Pendant les six derniers mois précédant l’élection, tout changement dans la forme des supports de communication de la collectivité pourra trahir la volonté de l’élu d’améliorer l’image de l’action de son équipe. Sans suffire à identifier, de ce seul fait, une campagne de promotion publicitaire interdite, la rupture avec la pratique traditionnelle sera un critère, toujours couplé au fond du propos, amenant le juge de l’élection à la conviction de la commission de l’irrégularité.
De nombreuses décisions, identifiant une campagne de promotion publicitaire, mentionne expressément le critère de la rupture avec la pratique traditionnelle.

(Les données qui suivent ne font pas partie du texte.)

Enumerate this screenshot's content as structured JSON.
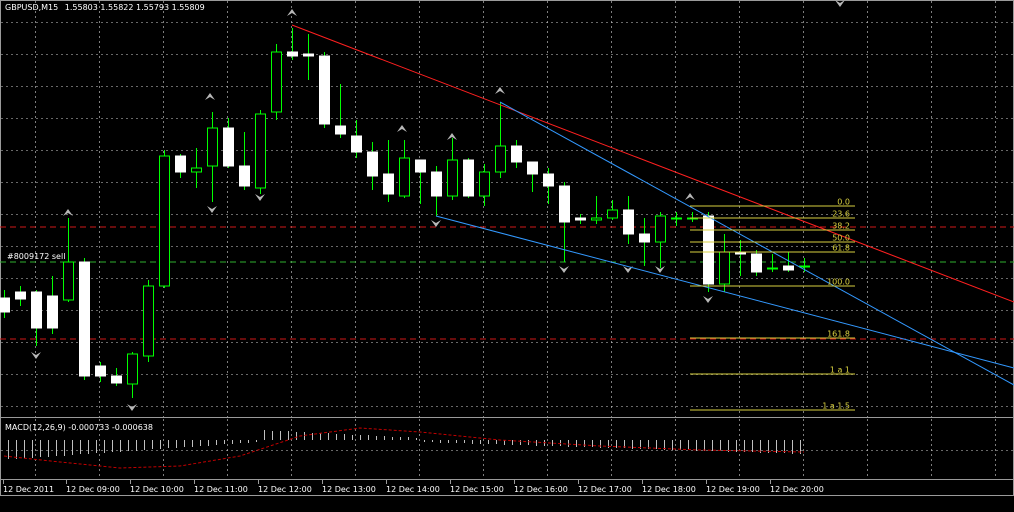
{
  "header": {
    "symbol": "GBPUSD,M15",
    "prices": "1.55803 1.55822 1.55793 1.55809"
  },
  "order_label": "#8009172 sell",
  "macd": {
    "label": "MACD(12,26,9) -0.000733 -0.000638"
  },
  "fib_levels": [
    "0.0",
    "23.6",
    "38.2",
    "50.0",
    "61.8",
    "100.0",
    "161.8",
    "1 a 1",
    "1 a 1.5"
  ],
  "time_labels": [
    "12 Dec 2011",
    "12 Dec 09:00",
    "12 Dec 10:00",
    "12 Dec 11:00",
    "12 Dec 12:00",
    "12 Dec 13:00",
    "12 Dec 14:00",
    "12 Dec 15:00",
    "12 Dec 16:00",
    "12 Dec 17:00",
    "12 Dec 18:00",
    "12 Dec 19:00",
    "12 Dec 20:00"
  ],
  "colors": {
    "bull_outline": "#00ff00",
    "bull_fill": "#000000",
    "bear_fill": "#ffffff",
    "grid": "#d0d0d0",
    "red_line": "#ff2020",
    "blue_line": "#3399ff",
    "fib": "#d8d040",
    "macd_hist": "#c0c0c0",
    "macd_signal": "#c00000"
  },
  "chart_data": {
    "type": "candlestick",
    "title": "GBPUSD,M15",
    "x": [
      "12 Dec 2011",
      "12 Dec 09:00",
      "12 Dec 10:00",
      "12 Dec 11:00",
      "12 Dec 12:00",
      "12 Dec 13:00",
      "12 Dec 14:00",
      "12 Dec 15:00",
      "12 Dec 16:00",
      "12 Dec 17:00",
      "12 Dec 18:00",
      "12 Dec 19:00",
      "12 Dec 20:00"
    ],
    "last_ohlc": [
      1.55803,
      1.55822,
      1.55793,
      1.55809
    ],
    "grid": true
  }
}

Cette rupture peut prendre forme dans l’accélération d’une fréquence de parution, ou dans la diffusion de numéros spéciaux dans les six derniers mois. Elle peut également être identifiée dans la réactivation d’un support délaissé depuis plusieurs mois, voire plusieurs années. Enfin, la rupture peut être révélée par l’augmentation du volume du bulletin municipal et le bouleversement de sa composition interne.

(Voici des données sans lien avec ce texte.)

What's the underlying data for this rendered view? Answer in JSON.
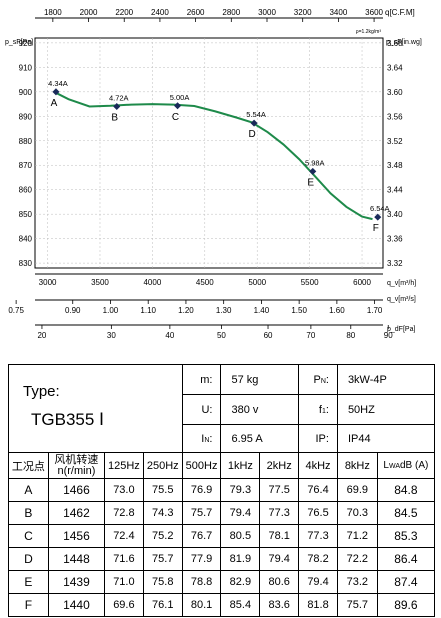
{
  "chart_data": {
    "type": "line",
    "top_axis": {
      "unit": "q[C.F.M]",
      "ticks": [
        1800,
        2000,
        2200,
        2400,
        2600,
        2800,
        3000,
        3200,
        3400,
        3600
      ],
      "range": [
        1700,
        3650
      ]
    },
    "density_note": "ρ=1.2kg/m³",
    "left_axis": {
      "label": "p_sF[Pa]",
      "ticks": [
        920,
        910,
        900,
        890,
        880,
        870,
        860,
        850,
        840,
        830
      ],
      "range": [
        828,
        922
      ]
    },
    "right_axis": {
      "label": "p_sF[in.wg]",
      "ticks": [
        "3.68",
        "3.64",
        "3.60",
        "3.56",
        "3.52",
        "3.48",
        "3.44",
        "3.40",
        "3.36",
        "3.32"
      ]
    },
    "x_m3h": {
      "unit": "q_v[m³/h]",
      "ticks": [
        3000,
        3500,
        4000,
        4500,
        5000,
        5500,
        6000
      ],
      "range": [
        2880,
        6200
      ]
    },
    "x_m3s": {
      "unit": "q_v[m³/s]",
      "ticks": [
        "0.75",
        "0.90",
        "1.00",
        "1.10",
        "1.20",
        "1.30",
        "1.40",
        "1.50",
        "1.60",
        "1.70"
      ]
    },
    "x_pa": {
      "unit": "p_dF[Pa]",
      "ticks": [
        20,
        30,
        40,
        50,
        60,
        70,
        80,
        90
      ]
    },
    "curve": [
      [
        3060,
        900
      ],
      [
        3200,
        897
      ],
      [
        3400,
        894
      ],
      [
        3600,
        894.3
      ],
      [
        3800,
        894.8
      ],
      [
        4000,
        895
      ],
      [
        4200,
        894.8
      ],
      [
        4400,
        894.2
      ],
      [
        4600,
        892
      ],
      [
        4800,
        889.5
      ],
      [
        4950,
        887.5
      ],
      [
        5100,
        883.5
      ],
      [
        5250,
        878.5
      ],
      [
        5400,
        872.5
      ],
      [
        5550,
        865.5
      ],
      [
        5700,
        858.5
      ],
      [
        5850,
        853
      ],
      [
        6000,
        849
      ],
      [
        6100,
        848
      ]
    ],
    "points": [
      {
        "id": "A",
        "x": 3080,
        "y": 900,
        "current": "4.34A"
      },
      {
        "id": "B",
        "x": 3660,
        "y": 894,
        "current": "4.72A"
      },
      {
        "id": "C",
        "x": 4240,
        "y": 894.3,
        "current": "5.00A"
      },
      {
        "id": "D",
        "x": 4970,
        "y": 887.2,
        "current": "5.54A"
      },
      {
        "id": "E",
        "x": 5530,
        "y": 867.5,
        "current": "5.98A"
      },
      {
        "id": "F",
        "x": 6150,
        "y": 848.8,
        "current": "6.54A"
      }
    ],
    "grid": true
  },
  "spec": {
    "type_label": "Type:",
    "model": "TGB355 Ⅰ",
    "mass_label": "m:",
    "mass_value": "57  kg",
    "voltage_label": "U:",
    "voltage_value": "380  v",
    "current_label": "I",
    "current_sub": "N",
    "current_value": "6.95  A",
    "power_label": "P",
    "power_sub": "N",
    "power_value": "3kW-4P",
    "freq_label": "f",
    "freq_sub": "1",
    "freq_value": "50HZ",
    "ip_label": "IP:",
    "ip_value": "IP44",
    "col_point": "工况点",
    "col_speed_line1": "风机转速",
    "col_speed_line2": "n(r/min)",
    "bands": [
      "125Hz",
      "250Hz",
      "500Hz",
      "1kHz",
      "2kHz",
      "4kHz",
      "8kHz"
    ],
    "col_lwa_prefix": "L",
    "col_lwa_sub": "WA",
    "col_lwa_suffix": "dB (A)",
    "rows": [
      {
        "point": "A",
        "speed": "1466",
        "values": [
          "73.0",
          "75.5",
          "76.9",
          "79.3",
          "77.5",
          "76.4",
          "69.9"
        ],
        "lwa": "84.8"
      },
      {
        "point": "B",
        "speed": "1462",
        "values": [
          "72.8",
          "74.3",
          "75.7",
          "79.4",
          "77.3",
          "76.5",
          "70.3"
        ],
        "lwa": "84.5"
      },
      {
        "point": "C",
        "speed": "1456",
        "values": [
          "72.4",
          "75.2",
          "76.7",
          "80.5",
          "78.1",
          "77.3",
          "71.2"
        ],
        "lwa": "85.3"
      },
      {
        "point": "D",
        "speed": "1448",
        "values": [
          "71.6",
          "75.7",
          "77.9",
          "81.9",
          "79.4",
          "78.2",
          "72.2"
        ],
        "lwa": "86.4"
      },
      {
        "point": "E",
        "speed": "1439",
        "values": [
          "71.0",
          "75.8",
          "78.8",
          "82.9",
          "80.6",
          "79.4",
          "73.2"
        ],
        "lwa": "87.4"
      },
      {
        "point": "F",
        "speed": "1440",
        "values": [
          "69.6",
          "76.1",
          "80.1",
          "85.4",
          "83.6",
          "81.8",
          "75.7"
        ],
        "lwa": "89.6"
      }
    ]
  }
}
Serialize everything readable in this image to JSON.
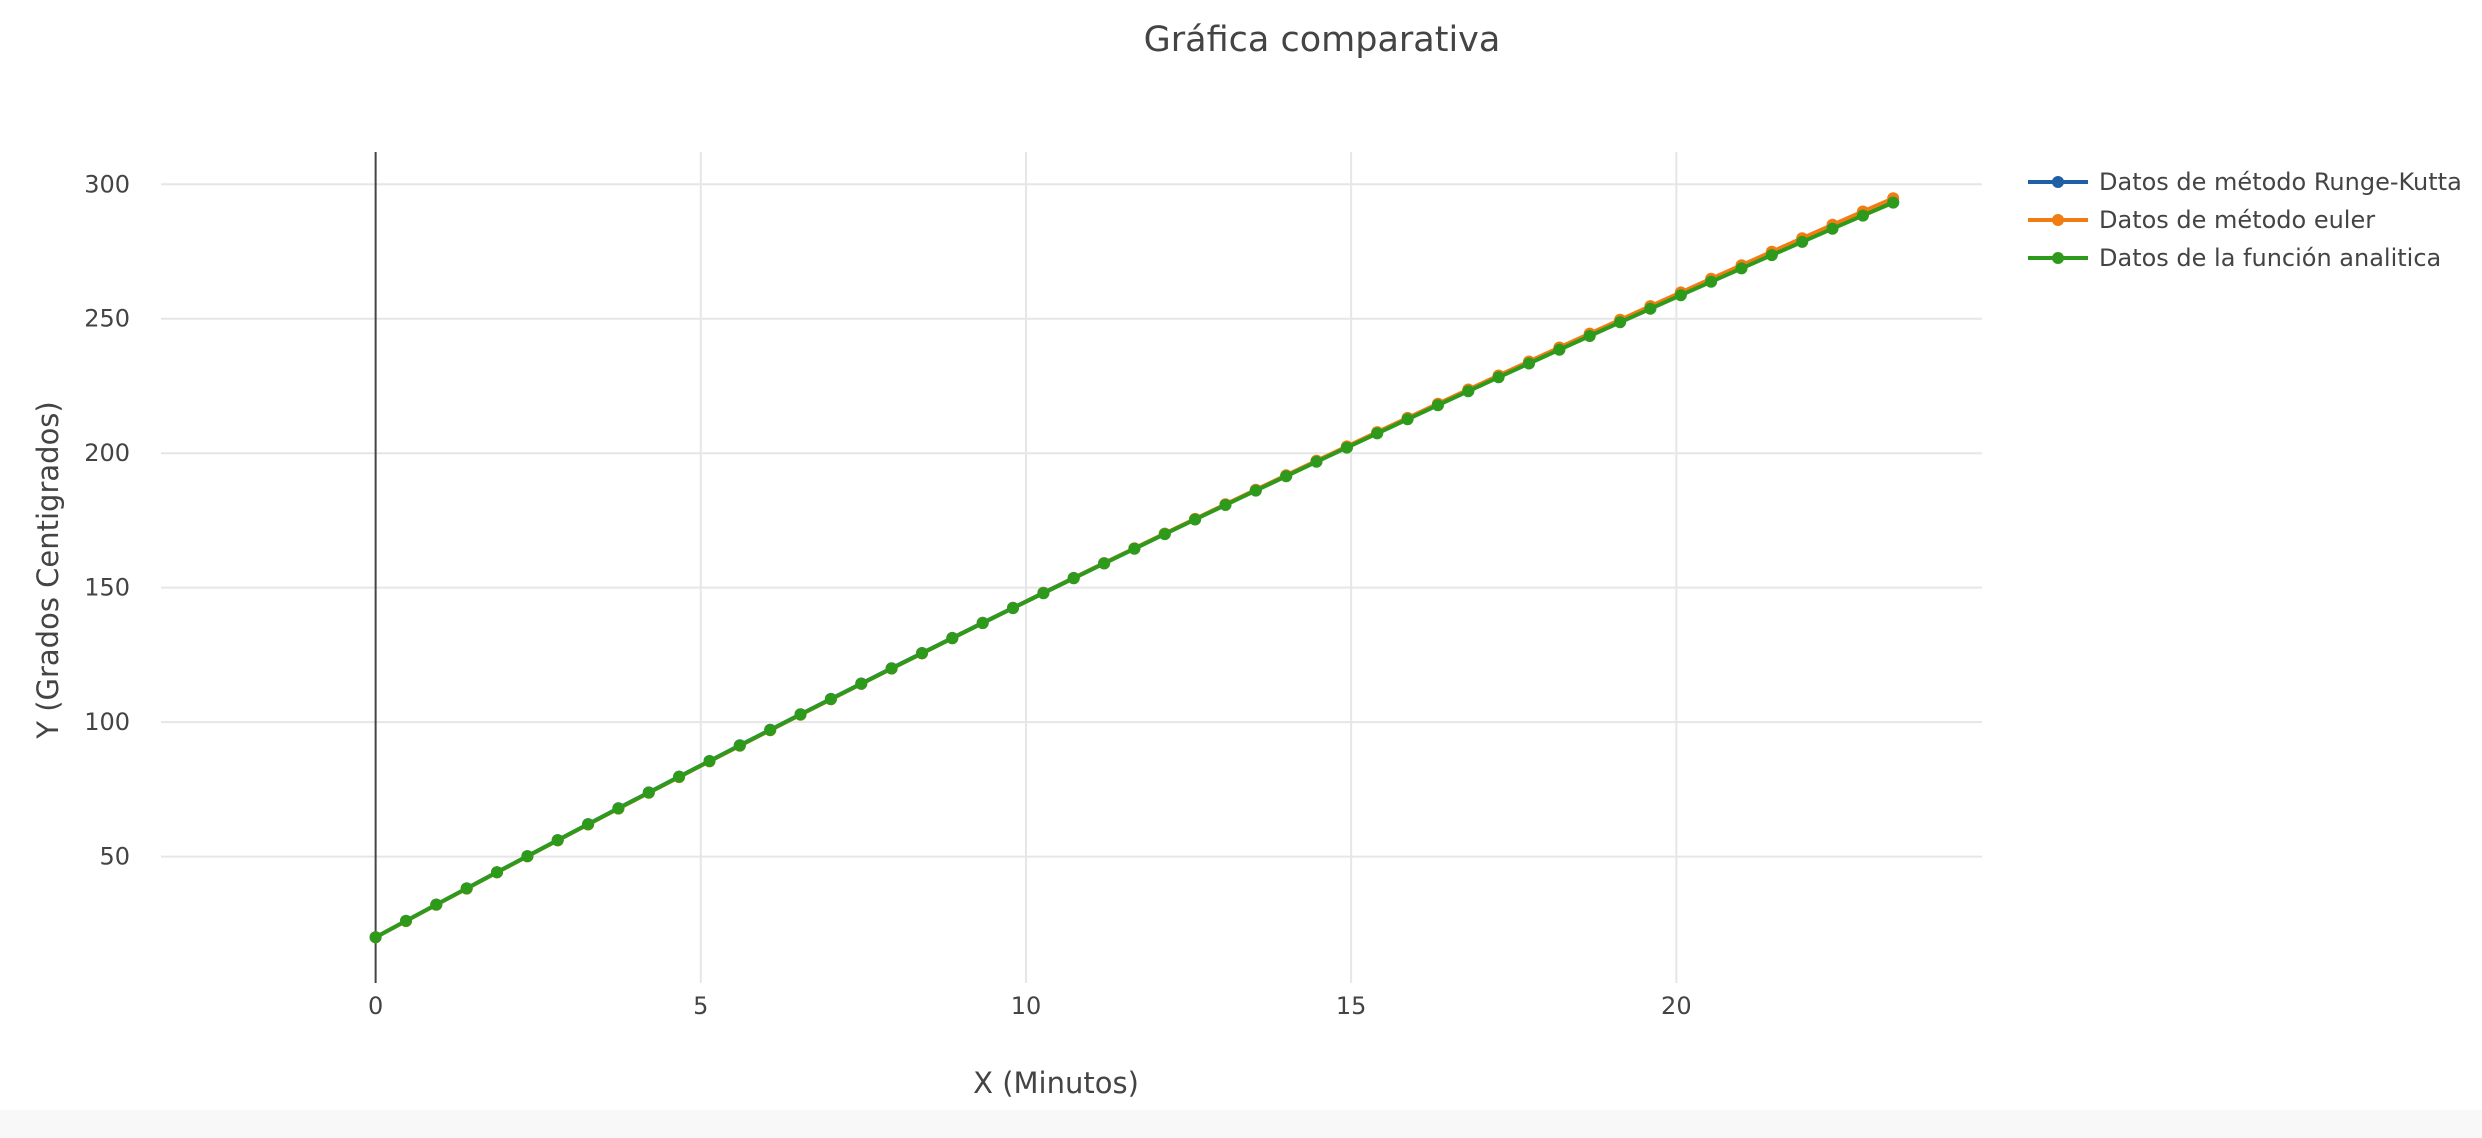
{
  "chart_data": {
    "type": "line",
    "title": "Gráfica comparativa",
    "xlabel": "X (Minutos)",
    "ylabel": "Y (Grados Centigrados)",
    "xlim": [
      -3.3,
      24.7
    ],
    "ylim": [
      3,
      312
    ],
    "x_ticks": [
      0,
      5,
      10,
      15,
      20
    ],
    "y_ticks": [
      50,
      100,
      150,
      200,
      250,
      300
    ],
    "grid": true,
    "legend_position": "top-right",
    "x": {
      "start": 0,
      "step": 0.4667,
      "count": 51
    },
    "series": [
      {
        "name": "Datos de método Runge-Kutta",
        "color": "#1f5fa6",
        "y_start": 20,
        "y_end": 293.5,
        "curvature": -0.115
      },
      {
        "name": "Datos de método euler",
        "color": "#f07c12",
        "y_start": 20,
        "y_end": 294.8,
        "curvature": -0.105
      },
      {
        "name": "Datos de la función analitica",
        "color": "#2e9a1c",
        "y_start": 20,
        "y_end": 293.2,
        "curvature": -0.115
      }
    ]
  }
}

Pour autant, il faut garder en tête que les deux critères de forme et de fond sont cumulatifs : le seul respect de la pratique traditionnelle ne permet pas de justifier du respect de la loi.
En effet, le juge peut identifier une campagne de promotion publicitaire interdite malgré le respect de la pratique traditionnelle, comme en atteste l’arrêt du Conseil d’Etat rendu en juillet 2011 à l’occasion des élections régionales d’Ile-de-France : “eu égard à la nature et à l’ampleur de ces opérations, la circonstance qu’elles ont été précédées de campagnes similaires les années antérieures et présentent ainsi un caractère récurrent n’est pas de nature, en l’espèce, à leur retirer le caractère de campagnes de promotion publicitaire prohibées”.

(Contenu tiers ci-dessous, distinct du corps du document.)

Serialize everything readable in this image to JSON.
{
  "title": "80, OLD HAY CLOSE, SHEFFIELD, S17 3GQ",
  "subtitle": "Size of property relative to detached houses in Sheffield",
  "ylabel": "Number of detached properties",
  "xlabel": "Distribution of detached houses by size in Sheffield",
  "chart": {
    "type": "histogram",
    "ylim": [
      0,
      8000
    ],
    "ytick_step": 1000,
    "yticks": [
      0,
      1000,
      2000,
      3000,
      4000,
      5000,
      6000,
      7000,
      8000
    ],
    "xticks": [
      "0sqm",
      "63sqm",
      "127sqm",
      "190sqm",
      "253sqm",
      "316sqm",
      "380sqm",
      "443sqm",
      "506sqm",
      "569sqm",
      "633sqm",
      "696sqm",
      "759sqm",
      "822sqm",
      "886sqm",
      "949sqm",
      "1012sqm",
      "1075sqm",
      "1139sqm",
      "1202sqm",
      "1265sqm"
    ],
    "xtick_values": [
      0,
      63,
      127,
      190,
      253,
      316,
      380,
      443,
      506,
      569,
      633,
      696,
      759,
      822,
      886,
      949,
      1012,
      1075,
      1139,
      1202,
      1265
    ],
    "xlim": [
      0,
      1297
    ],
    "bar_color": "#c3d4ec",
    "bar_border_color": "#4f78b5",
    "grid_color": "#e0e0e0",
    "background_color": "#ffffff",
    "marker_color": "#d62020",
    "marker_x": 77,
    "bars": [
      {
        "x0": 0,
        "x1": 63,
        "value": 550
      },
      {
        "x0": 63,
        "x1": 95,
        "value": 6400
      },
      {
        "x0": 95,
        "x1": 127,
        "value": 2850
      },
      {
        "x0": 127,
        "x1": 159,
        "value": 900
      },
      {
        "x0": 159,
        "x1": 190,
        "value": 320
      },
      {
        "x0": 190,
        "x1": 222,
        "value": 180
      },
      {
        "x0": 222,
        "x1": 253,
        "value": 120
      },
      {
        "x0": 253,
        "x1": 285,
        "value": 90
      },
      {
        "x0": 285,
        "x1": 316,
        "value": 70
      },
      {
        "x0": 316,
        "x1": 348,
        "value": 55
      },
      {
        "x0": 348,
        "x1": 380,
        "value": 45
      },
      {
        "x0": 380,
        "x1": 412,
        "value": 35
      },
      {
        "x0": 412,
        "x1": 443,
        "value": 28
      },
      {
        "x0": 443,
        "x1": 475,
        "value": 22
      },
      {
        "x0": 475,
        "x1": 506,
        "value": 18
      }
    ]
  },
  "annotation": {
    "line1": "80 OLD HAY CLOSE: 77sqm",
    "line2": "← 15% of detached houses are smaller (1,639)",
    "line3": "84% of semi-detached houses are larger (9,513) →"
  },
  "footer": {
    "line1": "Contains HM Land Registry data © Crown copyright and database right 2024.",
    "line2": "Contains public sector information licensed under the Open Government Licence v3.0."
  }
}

En effet, sur le fond, pour éviter la violation de la loi, la communication publique devra toujours être guidée par le souci de délivrer une information utile aux habitants : il est permis de faire savoir, il est interdit de faire valoir.
Le franchissement du périmètre de l’information (autorisée) et l’entrée dans la zone de la valorisation (interdite) seront constatés par l’emploi de certains termes, principalement des adjectifs ou de certaines tournures de phrases laudatives ou polémiques.
Ainsi, le juge de l’élection permet la présentation d’un bilan “dépourvu de toute polémique électorale et qui se limite en termes mesurés, à dresser le bilan financier de la mandature et à faire état de certaines des réalisations de la commune” , mais sanctionne la présentation d’un “bilan avantageux” . De même, si une brochure exposant “les réalisations et la gestion de l’équipe municipale sortante” a été qualifiée de campagne de promotion publicitaire interdite, c’est seulement parce que ce bilan était présenté “sous un angle particulièrement favorable” .
Enfin et contrairement à une idée répandue, il pourra y avoir violation de l’article L.52-1 du code électoral même dans le cas où aucune référence à l’élection, aucun nom d’élu sortant ni aucune photographie ne figure dans le support de communication. C’est bien la présentation d’une action municipale collective, dès lors qu’elle est présentée de manière inutilement valorisante, qui est interdite par ce texte.
Me Philippe BLUTEAU, avocat associé, Cabinet Oppidum Avocats.